Distinguishing the Roles of Dorsolateral and Anterior PFC in Visual Metacognition.

Visual metacognition depends on regions within the prefrontal cortex (PFC). Two areas in particular have been implicated repeatedly: the dorsolateral PFC (DLPFC) and the anterior PFC (aPFC). However, it is still unclear what the function of each of these areas is and how they differ from each other. To establish the specific roles of DLPFC and aPFC in metacognition, we used online transcranial magnetic stimulation (TMS) to interfere causally with their functioning during confidence generation. Human subjects from both sexes performed a perceptual decision making and provided confidence ratings. We found a clear dissociation between the two areas: DLPFC TMS lowered confidence ratings, whereas aPFC TMS increased metacognitive ability, but only for the second half of the experimental blocks. These results support a functional architecture in which DLPFC reads out the strength of the sensory evidence and relays it to aPFC, which makes the confidence judgment by potentially incorporating additional, nonperceptual information.
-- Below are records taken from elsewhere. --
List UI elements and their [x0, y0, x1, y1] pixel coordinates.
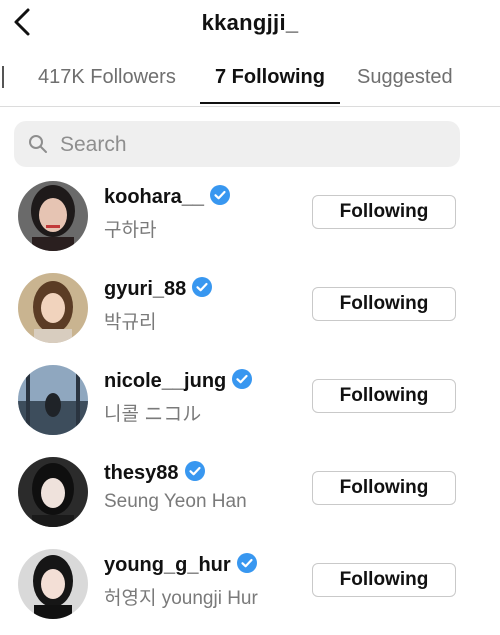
list-item: gyuri_88 박규리 Following — [0, 273, 500, 359]
username[interactable]: thesy88 — [104, 461, 205, 487]
tab-previous-edge[interactable] — [2, 66, 4, 88]
search-input[interactable] — [58, 129, 442, 161]
verified-badge-icon — [232, 369, 253, 395]
username[interactable]: koohara__ — [104, 185, 231, 211]
search-icon — [29, 135, 47, 153]
following-button[interactable]: Following — [312, 471, 456, 505]
list-item: koohara__ 구하라 Following — [0, 181, 500, 267]
username-text: young_g_hur — [104, 554, 231, 576]
list-item: nicole__jung 니콜 ニコル Following — [0, 365, 500, 451]
username-text: gyuri_88 — [104, 278, 187, 300]
tab-following[interactable]: 7 Following — [215, 66, 325, 89]
following-button[interactable]: Following — [312, 563, 456, 597]
avatar[interactable] — [18, 457, 88, 527]
tab-bar: 417K Followers 7 Following Suggested — [0, 58, 500, 107]
username[interactable]: nicole__jung — [104, 369, 253, 395]
username[interactable]: gyuri_88 — [104, 277, 213, 303]
username[interactable]: young_g_hur — [104, 553, 257, 579]
verified-badge-icon — [210, 185, 231, 211]
tab-suggested[interactable]: Suggested — [357, 66, 453, 89]
list-item: young_g_hur 허영지 youngji Hur Following — [0, 549, 500, 635]
tab-followers[interactable]: 417K Followers — [38, 66, 176, 89]
following-button[interactable]: Following — [312, 379, 456, 413]
username-text: nicole__jung — [104, 370, 227, 392]
active-tab-indicator — [200, 102, 340, 104]
list-item: thesy88 Seung Yeon Han Following — [0, 457, 500, 543]
verified-badge-icon — [184, 461, 205, 487]
following-button[interactable]: Following — [312, 287, 456, 321]
page-title: kkangjji_ — [201, 10, 299, 35]
username-text: koohara__ — [104, 186, 205, 208]
top-bar: kkangjji_ — [0, 0, 500, 48]
verified-badge-icon — [236, 553, 257, 579]
username-text: thesy88 — [104, 462, 179, 484]
avatar[interactable] — [18, 365, 88, 435]
full-name: 니콜 ニコル — [104, 404, 202, 425]
full-name: Seung Yeon Han — [104, 491, 247, 512]
full-name: 허영지 youngji Hur — [104, 588, 258, 609]
avatar[interactable] — [18, 181, 88, 251]
search-bar[interactable] — [14, 121, 460, 167]
avatar[interactable] — [18, 273, 88, 343]
full-name: 박규리 — [104, 312, 157, 333]
following-button[interactable]: Following — [312, 195, 456, 229]
avatar[interactable] — [18, 549, 88, 619]
full-name: 구하라 — [104, 220, 157, 241]
verified-badge-icon — [192, 277, 213, 303]
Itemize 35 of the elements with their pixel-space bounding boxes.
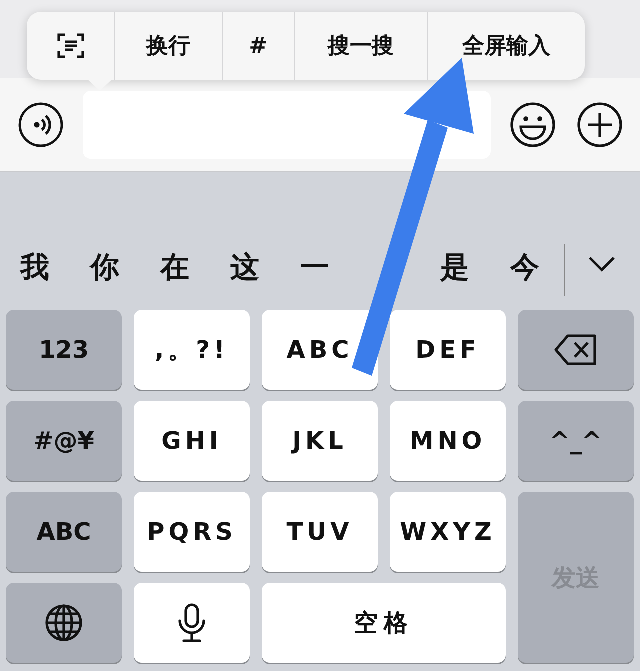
- keyboard-key[interactable]: WXYZ: [390, 492, 506, 572]
- candidate-word[interactable]: 你: [70, 248, 140, 288]
- keyboard-key[interactable]: GHI: [134, 401, 250, 481]
- candidate-word[interactable]: 在: [140, 248, 210, 288]
- keyboard-key[interactable]: TUV: [262, 492, 378, 572]
- candidate-word[interactable]: 一: [280, 248, 350, 288]
- voice-icon[interactable]: [18, 102, 64, 148]
- keyboard-key[interactable]: PQRS: [134, 492, 250, 572]
- globe-icon: [45, 604, 83, 642]
- microphone-icon: [178, 603, 206, 643]
- candidate-word[interactable]: 今: [490, 248, 560, 288]
- menu-item[interactable]: 换行: [114, 12, 222, 80]
- keyboard-key[interactable]: [6, 583, 122, 663]
- keyboard-key[interactable]: #@¥: [6, 401, 122, 481]
- scan-icon: [56, 33, 85, 59]
- candidate-word[interactable]: 这: [210, 248, 280, 288]
- keyboard-key[interactable]: ,。?!: [134, 310, 250, 390]
- delete-icon: [554, 334, 598, 366]
- message-input-field[interactable]: [83, 90, 491, 158]
- keyboard-key[interactable]: 123: [6, 310, 122, 390]
- candidate-word[interactable]: 我: [0, 248, 70, 288]
- keyboard-key[interactable]: [134, 583, 250, 663]
- keyboard-key[interactable]: 空格: [262, 583, 506, 663]
- plus-icon[interactable]: [576, 100, 624, 148]
- keyboard-key[interactable]: [518, 310, 634, 390]
- keyboard-key[interactable]: JKL: [262, 401, 378, 481]
- menu-item[interactable]: 搜一搜: [294, 12, 428, 80]
- emoji-icon[interactable]: [509, 100, 557, 148]
- keyboard-key[interactable]: ABC: [6, 492, 122, 572]
- keyboard-key[interactable]: MNO: [390, 401, 506, 481]
- keyboard-key[interactable]: ^_^: [518, 401, 634, 481]
- chevron-down-icon[interactable]: [588, 256, 616, 272]
- keyboard-key[interactable]: DEF: [390, 310, 506, 390]
- menu-item[interactable]: #: [222, 12, 294, 80]
- candidate-word[interactable]: 是: [420, 248, 490, 288]
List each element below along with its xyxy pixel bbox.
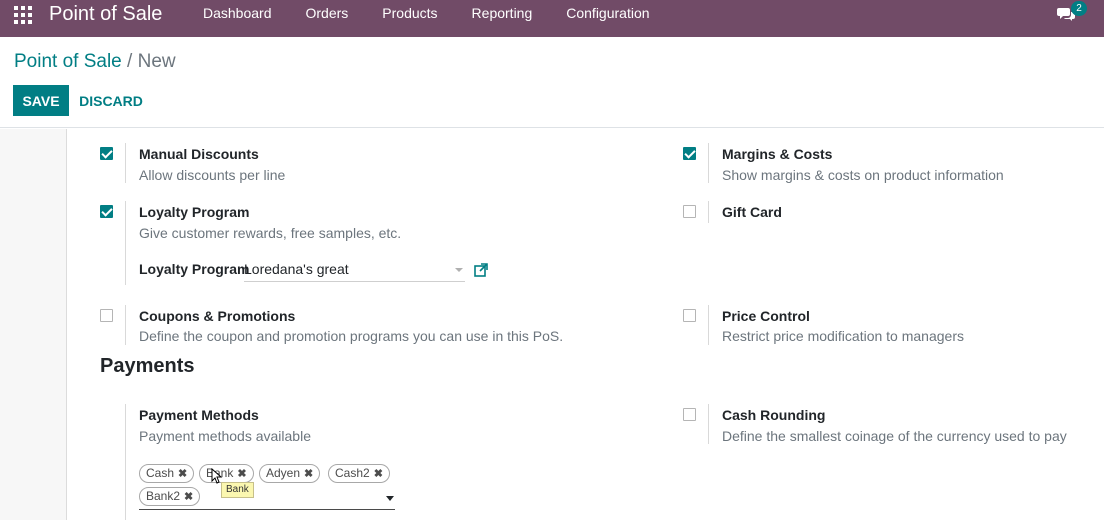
payment-methods-title: Payment Methods	[139, 407, 259, 423]
coupons-promotions-title: Coupons & Promotions	[139, 308, 296, 324]
gift-card-title: Gift Card	[722, 204, 782, 220]
divider	[708, 404, 709, 444]
close-icon[interactable]: ✖	[237, 468, 246, 480]
manual-discounts-title: Manual Discounts	[139, 146, 259, 162]
tag-label: Adyen	[266, 466, 301, 480]
payments-section-title: Payments	[100, 355, 195, 377]
main-menu: Dashboard Orders Products Reporting Conf…	[186, 0, 667, 37]
divider	[125, 201, 126, 285]
control-panel: Point of Sale / New SAVE DISCARD	[0, 37, 1104, 128]
menu-dashboard[interactable]: Dashboard	[186, 0, 289, 37]
mouse-cursor-icon	[211, 468, 223, 484]
grid-apps-icon[interactable]	[14, 6, 32, 24]
cash-rounding-checkbox[interactable]	[683, 408, 696, 421]
margins-costs-title: Margins & Costs	[722, 146, 833, 162]
breadcrumb-separator: /	[127, 51, 138, 72]
loyalty-program-value: Loredana's great	[244, 261, 349, 277]
app-brand[interactable]: Point of Sale	[49, 2, 162, 26]
menu-configuration[interactable]: Configuration	[549, 0, 666, 37]
margins-costs-desc: Show margins & costs on product informat…	[722, 167, 1004, 183]
divider	[125, 305, 126, 345]
external-link-icon[interactable]	[474, 263, 488, 277]
divider	[125, 404, 126, 520]
margins-costs-checkbox[interactable]	[683, 147, 696, 160]
gift-card-checkbox[interactable]	[683, 205, 696, 218]
tag-cash[interactable]: Cash ✖	[139, 464, 195, 483]
breadcrumb-current: New	[137, 51, 176, 72]
tag-adyen[interactable]: Adyen ✖	[259, 464, 321, 483]
breadcrumb: Point of Sale / New	[14, 51, 176, 73]
payment-methods-tags-field[interactable]: Cash ✖ Bank ✖ Adyen ✖ Cash2 ✖ Bank2 ✖	[139, 464, 395, 510]
menu-orders[interactable]: Orders	[289, 0, 366, 37]
price-control-title: Price Control	[722, 308, 810, 324]
chevron-down-icon[interactable]	[386, 496, 394, 501]
cash-rounding-title: Cash Rounding	[722, 407, 826, 423]
divider	[708, 305, 709, 345]
top-navbar: Point of Sale Dashboard Orders Products …	[0, 0, 1104, 37]
tag-bank2[interactable]: Bank2 ✖	[139, 487, 201, 506]
coupons-promotions-desc: Define the coupon and promotion programs…	[139, 328, 564, 344]
tag-label: Cash	[146, 466, 175, 480]
menu-reporting[interactable]: Reporting	[455, 0, 550, 37]
chat-count-badge: 2	[1071, 1, 1087, 16]
chevron-down-icon[interactable]	[455, 268, 463, 272]
close-icon[interactable]: ✖	[178, 468, 187, 480]
loyalty-program-select[interactable]: Loredana's great	[244, 258, 465, 282]
loyalty-program-title: Loyalty Program	[139, 204, 250, 220]
coupons-promotions-checkbox[interactable]	[100, 309, 113, 322]
divider	[125, 143, 126, 183]
discard-button[interactable]: DISCARD	[76, 85, 146, 116]
menu-products[interactable]: Products	[365, 0, 454, 37]
loyalty-program-desc: Give customer rewards, free samples, etc…	[139, 225, 402, 241]
tag-label: Cash2	[335, 466, 370, 480]
tag-label: Bank2	[146, 489, 181, 503]
save-button[interactable]: SAVE	[13, 85, 69, 116]
close-icon[interactable]: ✖	[304, 468, 313, 480]
settings-area: Manual Discounts Allow discounts per lin…	[0, 129, 1104, 520]
tag-tooltip: Bank	[221, 482, 254, 498]
tag-bank[interactable]: Bank ✖	[199, 464, 254, 483]
manual-discounts-checkbox[interactable]	[100, 147, 113, 160]
manual-discounts-desc: Allow discounts per line	[139, 167, 286, 183]
close-icon[interactable]: ✖	[374, 468, 383, 480]
price-control-checkbox[interactable]	[683, 309, 696, 322]
breadcrumb-parent[interactable]: Point of Sale	[14, 51, 122, 72]
divider	[708, 143, 709, 183]
close-icon[interactable]: ✖	[184, 491, 193, 503]
price-control-desc: Restrict price modification to managers	[722, 328, 964, 344]
divider	[708, 201, 709, 223]
loyalty-program-field-label: Loyalty Program	[139, 261, 250, 277]
cash-rounding-desc: Define the smallest coinage of the curre…	[722, 428, 1067, 444]
loyalty-program-checkbox[interactable]	[100, 205, 113, 218]
tag-cash2[interactable]: Cash2 ✖	[328, 464, 390, 483]
payment-methods-desc: Payment methods available	[139, 428, 311, 444]
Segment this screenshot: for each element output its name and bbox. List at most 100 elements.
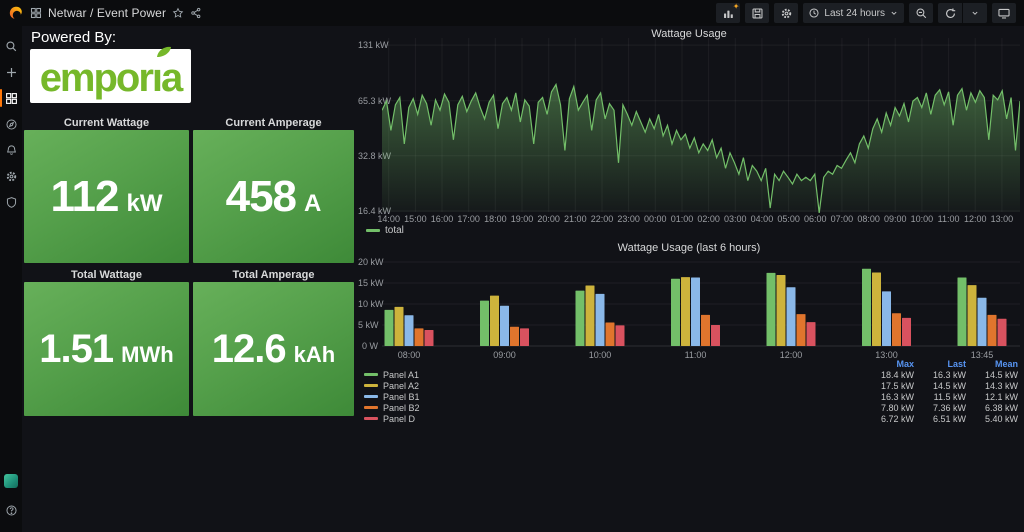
bar-panel-b2 [892,313,901,346]
legend-row: Panel A118.4 kW16.3 kW14.5 kW [364,369,1018,380]
cycle-view-button[interactable] [992,3,1016,23]
refresh-button[interactable] [938,3,962,23]
zoom-out-button[interactable] [909,3,933,23]
legend-sort-max[interactable]: Max [862,359,914,369]
legend-sort-last[interactable]: Last [914,359,966,369]
sidebar-item-dashboards[interactable] [0,86,22,110]
panel-wattage-usage: Wattage Usage 131 kW65.3 kW32.8 kW16.4 k… [358,26,1020,238]
stat-unit: kAh [294,342,336,368]
panel-title[interactable]: Current Amperage [193,117,354,129]
y-tick-label: 0 W [358,342,378,351]
legend-sort-mean[interactable]: Mean [966,359,1018,369]
legend-series-label[interactable]: Panel B1 [364,392,862,402]
y-tick-label: 10 kW [358,300,378,309]
y-tick-label: 16.4 kW [358,207,378,216]
panel-total-amperage: Total Amperage 12.6 kAh [193,269,354,416]
bar-panel-a2 [777,275,786,346]
stat-value-box: 12.6 kAh [193,282,354,416]
legend-mean-value: 12.1 kW [966,392,1018,402]
bar-panel-a1 [958,278,967,347]
y-tick-label: 131 kW [358,41,378,50]
x-tick-label: 13:00 [991,214,1014,224]
x-tick-label: 00:00 [644,214,667,224]
x-tick-label: 21:00 [564,214,587,224]
stat-unit: MWh [121,342,174,368]
legend-last-value: 16.3 kW [914,370,966,380]
sidebar-item-create[interactable] [0,60,22,84]
bar-panel-a1 [671,279,680,346]
panel-title[interactable]: Total Wattage [24,269,189,281]
legend-series-label[interactable]: Panel A1 [364,370,862,380]
bar-panel-d [616,325,625,346]
panel-title[interactable]: Total Amperage [193,269,354,281]
x-tick-label: 11:00 [938,214,960,224]
legend-color-swatch [364,373,378,376]
breadcrumb: Netwar / Event Power [30,6,202,20]
add-panel-button[interactable]: ✦ [716,3,740,23]
dashboard-settings-button[interactable] [774,3,798,23]
legend-color-swatch [364,406,378,409]
y-tick-label: 15 kW [358,279,378,288]
panel-title[interactable]: Wattage Usage (last 6 hours) [358,242,1020,254]
bar-panel-a1 [576,291,585,346]
stat-unit: kW [126,190,162,218]
x-tick-label: 08:00 [857,214,880,224]
star-icon[interactable] [172,7,184,19]
legend-series-name: Panel B2 [383,403,420,413]
x-tick-label: 09:00 [884,214,907,224]
sidebar-item-alerting[interactable] [0,138,22,162]
legend-last-value: 14.5 kW [914,381,966,391]
sidebar-item-help[interactable] [0,498,22,522]
shield-icon [5,196,18,209]
chevron-down-icon [970,8,980,18]
x-tick-label: 02:00 [697,214,720,224]
stat-value: 1.51 [39,327,113,372]
sidebar-item-explore[interactable] [0,112,22,136]
legend-mean-value: 6.38 kW [966,403,1018,413]
grafana-app: Netwar / Event Power ✦ [0,0,1024,532]
bar-panel-d [425,330,434,346]
legend-series-label[interactable]: Panel A2 [364,381,862,391]
sidebar-item-search[interactable] [0,34,22,58]
wattage-line-chart[interactable] [382,36,1020,213]
legend-color-swatch [364,395,378,398]
sidebar-item-server-admin[interactable] [0,190,22,214]
panel-title[interactable]: Current Wattage [24,117,189,129]
panel-current-amperage: Current Amperage 458 A [193,117,354,263]
x-tick-label: 03:00 [724,214,747,224]
x-tick-label: 01:00 [671,214,694,224]
bar-legend-table: MaxLastMeanPanel A118.4 kW16.3 kW14.5 kW… [364,358,1018,424]
emporia-logo-text: emporıa [40,54,182,98]
sparkle-icon: ✦ [733,3,740,11]
stat-value-box: 458 A [193,130,354,263]
x-tick-label: 05:00 [777,214,800,224]
bar-panel-d [520,328,529,346]
explore-compass-icon [5,118,18,131]
bar-panel-d [807,322,816,346]
refresh-interval-dropdown[interactable] [963,3,987,23]
time-range-picker[interactable]: Last 24 hours [803,3,904,23]
grafana-flame-icon [7,5,24,22]
share-icon[interactable] [190,7,202,19]
bar-panel-a2 [968,285,977,346]
sidebar-item-configuration[interactable] [0,164,22,188]
wattage-bar-chart[interactable] [382,258,1020,347]
user-avatar[interactable] [4,474,18,488]
x-tick-label: 14:00 [377,214,400,224]
dashboards-icon [5,92,18,105]
bar-panel-b1 [500,306,509,346]
nav-actions: ✦ Last 24 hours [716,3,1024,23]
clock-icon [808,7,820,19]
save-dashboard-button[interactable] [745,3,769,23]
tv-icon [997,7,1011,20]
legend-color-swatch [364,417,378,420]
y-tick-label: 20 kW [358,258,378,267]
legend-item-total[interactable]: total [366,225,404,236]
bar-panel-b2 [988,315,997,346]
legend-series-label[interactable]: Panel B2 [364,403,862,413]
legend-series-label[interactable]: Panel D [364,414,862,424]
x-axis-labels: 14:0015:0016:0017:0018:0019:0020:0021:00… [382,214,1020,224]
breadcrumb-title[interactable]: Netwar / Event Power [48,6,166,20]
bar-panel-a2 [681,277,690,346]
grafana-logo[interactable] [0,0,30,26]
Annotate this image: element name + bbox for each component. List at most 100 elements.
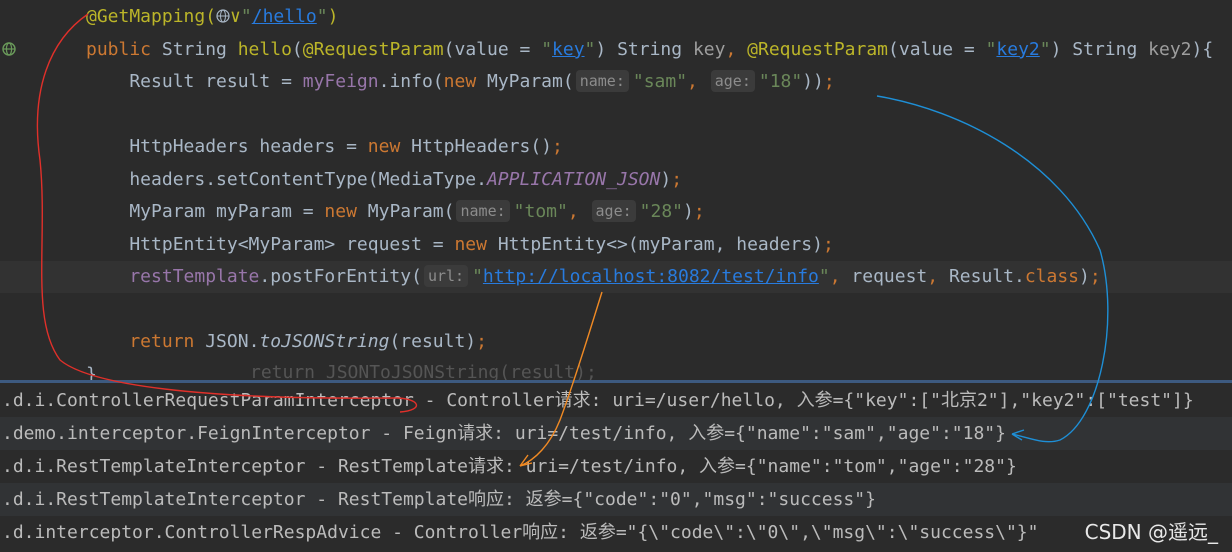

Indeed, simulations from a model that incorporates these putative DLPFC and aPFC functions reproduced our behavioral results. These findings establish DLPFC and aPFC as distinct nodes in a metacognitive network and suggest specific contributions from each of these regions to confidence generation. The prefrontal cortex (PFC) is known to be critical for metacognition. Two of its subregions, the dorsolateral PFC (DLPFC) and the anterior PFC (aPFC), have been specifically implicated in confidence generation. However, it is unclear whether these regions have distinct functions related to the underlying metacognitive computation. Using a causal intervention with transcranial magnetic stimulation, we demonstrate that DLPFC and aPFC have dissociable contributions: targeting DLPFC decreased average confidence ratings, whereas targeting aPFC affected metacognitive scores specifically. Based on these results, we postulated specific functions for DLPFC and aPFC in metacognitive computation and corroborated them using a computational model that reproduced our results. Our causal results reveal the existence of a specialized modular organization in PFC for confidence generation.